Tuesday, October 26, 2010

NO on I-1082: Reject the insurance industry's latest ploy to pad their profits at our expense

For nearly a hundred years, the workers’ compensation program in our state — commonly referred to as L&I after the Department of Labor & Industries, which runs it — has provided Washingtonians with insurance coverage for work-related injuries, lost-time compensation, medical care and other services.

The system currently covers approximately 171,000 employers and nearly eighty percent of Washington’s 3.2 million workers. About three hundred and fifty large employers (such as Boeing, Microsoft and Wal-Mart) opt out and run their own programs in accordance with state standards.

According to numbers provided by the Department of Labor & Industries, their administrative expenses were 17.5 percent of total benefits paid on claims for the period of 1999 to 2008 – about a quarter the national average.

Nonetheless, the system has long been criticized by the state's most powerful right wing lobby, the Building Industry Association of Washington (BIAW), for charging what they claim to be unnecessarily high premiums to businesses in order to offer what they consider to be overly-generous benefits to injured workers.

BIAW has repeatedly lobbied the Legislature to lower costs for employers by allowing early settlement of medical claims.

When those efforts failed earlier this year, BIAW drafted Initiative 1082, which basically stipulates that private insurance providers must be allowed to take over the system, arguing that profit-seeking companies would deliver efficiencies through competition that would benefit consumers.

Allowing private insurance providers access to the workers’ compensation market would certainly increase competition, but the point of industrial insurance is to provide protection to injured workers. It's not about making profits. The aim of I-1082 is to allow big insurers to make more money whilst failing to provide for adequate enforcement or regulatory oversights to protect the public interest.

I-1082 would jeopardize protections that we depend on if we get injured on the job. We know too well from experience how health insurance companies find ways to deny or delay paying claims.

Unfortunately, I-1082 fails to provide safeguards to prevent these kinds of problems. There would be no enforcement mechanisms to protect workers from delays during the claims process, and insurance companies could increase their rates without prior approval from the State Insurance Commissioner.
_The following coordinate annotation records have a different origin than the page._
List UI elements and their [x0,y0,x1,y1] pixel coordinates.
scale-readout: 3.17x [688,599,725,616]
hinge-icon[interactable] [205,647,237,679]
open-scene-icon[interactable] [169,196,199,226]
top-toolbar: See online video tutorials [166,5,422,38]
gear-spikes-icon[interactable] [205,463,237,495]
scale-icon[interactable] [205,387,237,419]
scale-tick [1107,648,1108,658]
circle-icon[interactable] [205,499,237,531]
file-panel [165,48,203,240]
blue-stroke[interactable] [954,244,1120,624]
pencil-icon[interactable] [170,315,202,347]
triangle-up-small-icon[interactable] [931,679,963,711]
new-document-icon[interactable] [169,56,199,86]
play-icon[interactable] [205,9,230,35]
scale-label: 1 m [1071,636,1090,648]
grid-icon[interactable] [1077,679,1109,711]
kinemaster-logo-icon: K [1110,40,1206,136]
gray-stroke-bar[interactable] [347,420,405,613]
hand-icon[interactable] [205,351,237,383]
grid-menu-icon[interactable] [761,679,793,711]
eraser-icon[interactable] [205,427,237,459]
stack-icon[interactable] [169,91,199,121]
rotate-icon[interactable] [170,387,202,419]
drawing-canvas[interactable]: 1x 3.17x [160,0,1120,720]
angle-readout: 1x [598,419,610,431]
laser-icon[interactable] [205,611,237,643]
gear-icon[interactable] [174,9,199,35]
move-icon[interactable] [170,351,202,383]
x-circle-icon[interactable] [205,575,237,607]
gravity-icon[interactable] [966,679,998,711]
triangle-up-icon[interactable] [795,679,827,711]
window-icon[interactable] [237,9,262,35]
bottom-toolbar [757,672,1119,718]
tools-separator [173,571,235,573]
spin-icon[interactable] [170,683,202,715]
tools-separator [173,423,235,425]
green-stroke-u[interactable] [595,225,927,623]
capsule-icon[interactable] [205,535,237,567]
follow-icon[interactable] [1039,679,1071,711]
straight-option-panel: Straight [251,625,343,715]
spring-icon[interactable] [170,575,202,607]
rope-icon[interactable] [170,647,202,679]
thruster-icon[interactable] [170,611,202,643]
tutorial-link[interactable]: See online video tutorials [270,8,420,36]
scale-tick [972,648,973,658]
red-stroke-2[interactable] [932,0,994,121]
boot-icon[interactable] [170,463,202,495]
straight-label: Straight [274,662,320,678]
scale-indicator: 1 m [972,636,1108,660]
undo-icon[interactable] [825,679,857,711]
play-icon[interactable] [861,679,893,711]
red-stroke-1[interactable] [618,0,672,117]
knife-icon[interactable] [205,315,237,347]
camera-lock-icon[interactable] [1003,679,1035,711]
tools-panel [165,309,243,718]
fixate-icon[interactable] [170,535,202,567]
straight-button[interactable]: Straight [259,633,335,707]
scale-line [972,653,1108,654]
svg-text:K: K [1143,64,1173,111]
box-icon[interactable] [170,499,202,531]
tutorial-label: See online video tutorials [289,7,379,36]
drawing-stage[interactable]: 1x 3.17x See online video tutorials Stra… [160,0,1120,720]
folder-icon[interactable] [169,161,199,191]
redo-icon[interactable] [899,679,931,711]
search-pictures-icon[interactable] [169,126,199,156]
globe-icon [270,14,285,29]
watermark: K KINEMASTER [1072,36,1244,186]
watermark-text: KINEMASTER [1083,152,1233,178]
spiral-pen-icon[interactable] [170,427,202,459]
Of course, shortchanging consumers and injured workers is the only way that insurers would be able to make a profit offering industrial insurance on the private market; their overhead costs in marketing and executive compensation would make them less competitive than L&I, and they’d need to make up the difference somewhere. That’s why BIAW and the insurance industry have written so many gaping loopholes (wide enough to drive a truck through!) into I-1082.

Voters should also be concerned about what would happen if I-1082 were to pass and our state had to transition from a public to a private system. When Connecticut privatized payment of some claims, a private contractor hired college interns to do highly specialized work and charged the state $105 an hour for their time. The state Attorney General concluded that "privatization spawned inefficiency, incompetence and increased costs.”

Voters should be suspicious of wealthy corporations and lobbies that spend big to buy laws that stack the deck in their favor.

I-1082 seeks to dismantle a publicly-administered system that we the people, through our government, have some say over, and allow unaccountable corporations to take over and dictate things. As the old adage goes, it makes no sense to put the foxes in charge of the henhouse. Vote NO on I-1082 and help put a stop to one of the biggest corporate power grabs in Washington's history.